政府は2022年10月7日、地方自治体の情報システムを標準化・共通化する方向性を定めた「地方公共団体情報システム標準化基本方針(以下、基本方針)」を閣議決定した。2020年9月に菅義偉首相(当時)が自治体ごとに異なる行政システムを2025年度末までに統一するよう指示したことでスタートした自治体システム標準化は、この閣議決定をもって期限やクラウド基盤、目標などが「確定」したことになる。
「2025年度までにガバメントクラウドを活用した標準準拠システム移行を目指す。2018年度比でシステム運用経費の3割減も目指す」――。河野太郎デジタル相は同日、基本方針の閣議決定を報告した記者会見で、標準化の目標をこう強調した。
自治体システム標準化とは、全国約1700の自治体が2025年度末までに、デジタル庁が整備するマルチクラウドである「ガバメントクラウド」を活用した標準準拠システムに移行するという取り組みだ。標準化の対象となるのは20の業務で、その業務システムの「標準仕様書」は2022年8月31日に出そろっている。
基本方針の根拠は、自治体システム標準化を推進するため2021年9月1日に施行された「地方公共団体情報システムの標準化に関する法律(標準化法)」である。基本方針が閣議決定されたことで、自治体にとってもシステム開発を担うITベンダーにとっても標準化に向けた動きがいよいよ本格化する。
ガバメントクラウド「以外」も条件付きで認める
基本方針で注目すべき点は3つある。1つ目は移行の期限が確定した点である。基本方針では、2025年度末までに標準準拠システムへの移行を目指すとしたうえで、2023年度以降を移行支援期間と定めた。

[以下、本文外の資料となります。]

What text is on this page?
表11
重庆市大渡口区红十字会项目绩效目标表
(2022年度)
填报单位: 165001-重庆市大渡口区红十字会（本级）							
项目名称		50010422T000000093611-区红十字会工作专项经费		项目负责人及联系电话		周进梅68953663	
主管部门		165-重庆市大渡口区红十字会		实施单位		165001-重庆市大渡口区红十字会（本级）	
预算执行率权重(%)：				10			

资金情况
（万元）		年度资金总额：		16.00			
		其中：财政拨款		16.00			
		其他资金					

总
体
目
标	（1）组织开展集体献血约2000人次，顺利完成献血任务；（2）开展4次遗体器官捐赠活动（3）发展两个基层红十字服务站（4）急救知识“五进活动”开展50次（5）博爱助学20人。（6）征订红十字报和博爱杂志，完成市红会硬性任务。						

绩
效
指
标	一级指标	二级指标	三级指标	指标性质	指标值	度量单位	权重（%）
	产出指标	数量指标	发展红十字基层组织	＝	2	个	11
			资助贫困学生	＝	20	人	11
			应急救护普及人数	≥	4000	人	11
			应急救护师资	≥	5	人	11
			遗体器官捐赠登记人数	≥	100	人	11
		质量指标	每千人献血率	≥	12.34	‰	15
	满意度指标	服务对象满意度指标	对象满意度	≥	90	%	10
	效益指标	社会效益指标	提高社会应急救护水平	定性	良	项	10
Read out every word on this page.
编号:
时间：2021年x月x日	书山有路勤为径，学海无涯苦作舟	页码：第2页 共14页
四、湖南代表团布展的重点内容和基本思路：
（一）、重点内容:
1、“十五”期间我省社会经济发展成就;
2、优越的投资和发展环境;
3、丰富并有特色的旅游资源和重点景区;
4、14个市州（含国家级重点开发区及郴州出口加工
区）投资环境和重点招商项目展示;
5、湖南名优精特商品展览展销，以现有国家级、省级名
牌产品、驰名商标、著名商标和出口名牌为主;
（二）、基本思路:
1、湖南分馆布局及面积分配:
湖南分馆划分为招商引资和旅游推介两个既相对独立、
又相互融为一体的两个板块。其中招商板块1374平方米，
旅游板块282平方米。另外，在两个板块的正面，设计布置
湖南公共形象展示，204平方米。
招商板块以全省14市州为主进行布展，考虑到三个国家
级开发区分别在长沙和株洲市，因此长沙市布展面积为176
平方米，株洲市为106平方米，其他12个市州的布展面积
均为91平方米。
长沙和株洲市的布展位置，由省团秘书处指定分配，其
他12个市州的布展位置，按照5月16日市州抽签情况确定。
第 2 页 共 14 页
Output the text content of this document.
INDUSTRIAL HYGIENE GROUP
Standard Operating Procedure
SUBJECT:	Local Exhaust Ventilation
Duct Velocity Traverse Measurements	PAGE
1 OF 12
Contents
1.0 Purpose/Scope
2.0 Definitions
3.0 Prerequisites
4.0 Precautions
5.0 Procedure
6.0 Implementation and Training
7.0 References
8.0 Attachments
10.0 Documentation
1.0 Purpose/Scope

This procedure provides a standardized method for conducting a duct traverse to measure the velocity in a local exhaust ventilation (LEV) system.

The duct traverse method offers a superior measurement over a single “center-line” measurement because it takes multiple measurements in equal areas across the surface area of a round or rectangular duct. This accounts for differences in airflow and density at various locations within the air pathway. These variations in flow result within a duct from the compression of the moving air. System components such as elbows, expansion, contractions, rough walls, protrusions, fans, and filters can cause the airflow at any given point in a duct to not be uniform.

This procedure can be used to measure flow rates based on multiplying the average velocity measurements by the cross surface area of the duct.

自治体などからはこれまで「2025年度末までの移行は困難で期限を緩和すべきだ」との意見があったが、基本方針では反映されなかった。一方で、基本方針ではデジタル庁と総務省は移行スケジュールや移行に当たっての課題把握と解決を自治体と協力して取り組むとした。
注目すべき2つ目は、ガバメントクラウド以外のクラウドの利用を認めた点である。基本方針はガバメントクラウドの利用を「第一に検討すべきだ」とした一方で、ガバメントクラウド以外のクラウド環境も条件を満たせば国の補助金の対象となるとした。
国は自治体システム標準化への移行作業を支援するため、総額1825億円の補助金を用意している。総務省が地方公共団体情報システム機構(J-LIS)に設置した「デジタル基盤改革支援基金」から、各自治体に配分する。補助金の対象は原則としてガバメントクラウド上で構築された標準準拠システムへの移行費用である。